Resort operators all have their tales of divers rocketing to the surface in a panic over broken fins straps, often resulting in a trip to the nearest recompression chamber. Cave and wreck divers face the opposite problem: trying to propel themselves out of an overhead environment after losing their means of propulsion. The first instinct is to kick like crazy, elevating consumption of precious air supplies. Such exertion is doubly threatening to deep-diving explorers who could black out from the resultant rise in CO2. And certainly a team member’s ability to help his or her buddies is compromised when a diver loses a fin. One afternoon after the August 1997 loss of a diving colleague, Rob Parker, I looked at my fins and wondered if the outcome of that dive would have been different had Rob’s buddy not lost his fins while trying to assist him at 250 feet/76 metres depth in a blue hole in the Bahamas. That drove home the seriousness of losing fins and inspired the fin emergency safety strap.
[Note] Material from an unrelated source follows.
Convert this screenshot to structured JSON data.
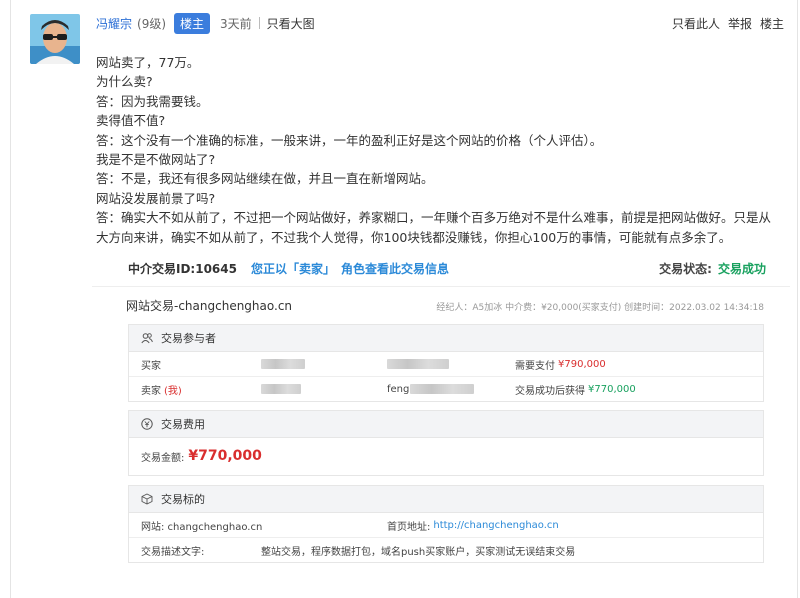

Cave divers carry redundancy to the extreme bringing three lights, spare masks, extra air - but almost never spare fins, because they are so cumbersome. So why not just carry extra straps? They’re tough enough to change while sitting comfortably at a table with good lighting. Try changing one in a low cave passage with current and lots of organic material to stir up; it’s just not practical. Nor are the innovations announced with fanfare every year by manufacturers. They make fins in bright colours; they tout the efficiency offered by design improvements. But none has yet introduced a backup system to keep fins from being lost. Adding this homemade safety strap will cost a little time and about $15 US , but, to paraphrase a well-known hair coluring ad, “You’re worth it.”